Ian Fleming and Noel Coward's Jamaican roots explored|
Adrianne Pielou, writing in the Telegraph, explores the locales known so well by James Bond author, Ian Fleming...
...If there is one thing more luxurious than falling asleep to the sound of a stormy sea, it is waking up to a tropical morning. By 7am I have swum in the pool and am sitting on the terrace looking at a now limpid turquoise sea, listening to birdsong and crunching toast spread with the most delicious marmalade Busha Browne's, says the butler, made by a local company run by the enjoyably named Winston Stoner. The aroma of fresh coffee mingles with the scent of frangipani, and the warmth of the sun soon dries my swimsuit. Jamaica hasn't taken long to begin to work its magic.
The villa is separated from the hotel by a bridge over a gully shaded by trees that must be almost 100ft tall. After breakfast, I wander through beautifully cultivated gardens filled with hibiscus and hummingbirds into a cool world of mahogany floors and wicker chairs. The hotel opened in 1957, with Churchill one of its early guests, and having picked up The Noël Coward Diaries to read on the plane I am thrilled to discover that the old black Steinway in the drawing room is the very one Coward used to play when he brought house guests over for cocktails.
Like his great friend Ian Fleming, who dreamt up James Bond in Jamaica, the playwright first visited the island from a bleak, blitzed-out London in the 1940s. Enchanted by its languorous beauty and sunny climate, Coward copied Fleming in building a house there, entertained everyone from Truman Capote and Frank Sinatra to Cecil Beaton and the Queen Mother, and did much to put Jamaica on the map as the ultimate glamorous holiday destination of the Fifties and Sixties. His house, Firefly at Port Maria is only a few miles away, so I take a trip there that afternoon.

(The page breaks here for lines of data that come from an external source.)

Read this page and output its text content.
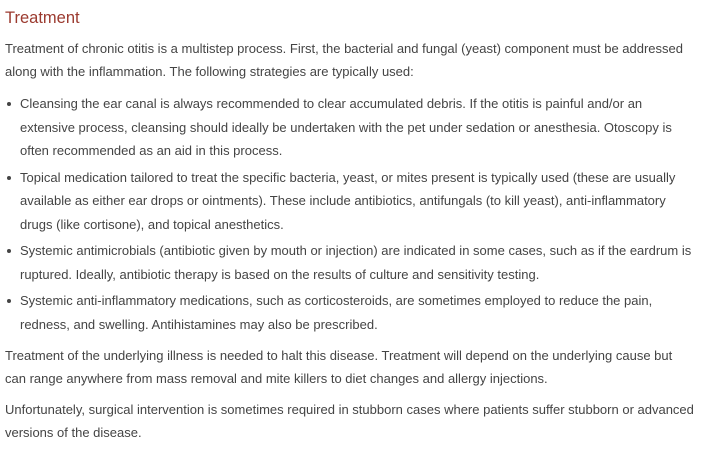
Treatment

Treatment of chronic otitis is a multistep process. First, the bacterial and fungal (yeast) component must be addressed along with the inflammation. The following strategies are typically used:

Cleansing the ear canal is always recommended to clear accumulated debris. If the otitis is painful and/or an extensive process, cleansing should ideally be undertaken with the pet under sedation or anesthesia. Otoscopy is often recommended as an aid in this process.
Topical medication tailored to treat the specific bacteria, yeast, or mites present is typically used (these are usually available as either ear drops or ointments). These include antibiotics, antifungals (to kill yeast), anti-inflammatory drugs (like cortisone), and topical anesthetics.
Systemic antimicrobials (antibiotic given by mouth or injection) are indicated in some cases, such as if the eardrum is ruptured. Ideally, antibiotic therapy is based on the results of culture and sensitivity testing.
Systemic anti-inflammatory medications, such as corticosteroids, are sometimes employed to reduce the pain, redness, and swelling. Antihistamines may also be prescribed.

Treatment of the underlying illness is needed to halt this disease. Treatment will depend on the underlying cause but can range anywhere from mass removal and mite killers to diet changes and allergy injections.

Unfortunately, surgical intervention is sometimes required in stubborn cases where patients suffer stubborn or advanced versions of the disease.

Firefly, on a hilltop with what must be one of the best views in the Caribbean, is owned by the Jamaican National Heritage Trust, but run by Island Outpost the hotel group owned by Chris Blackwell, who launched Island Records and made Bob Marley a star. It appears just as Coward left it. There are his 78s on a turntable, his short-sleeved Hawaiian shirts and silk PJs in the wardrobe, his medicine bottles in the bathroom cabinet (I shut the door quickly) and a smell of mildew. I feel
I have stepped back decades. "The table is set as it was when the Queen Mother came to lunch on February 28, 1965," intones the caretaker, who worked for Coward. The author, who died in Jamaica in 1973, is buried in the garden and his presence is almost palpable.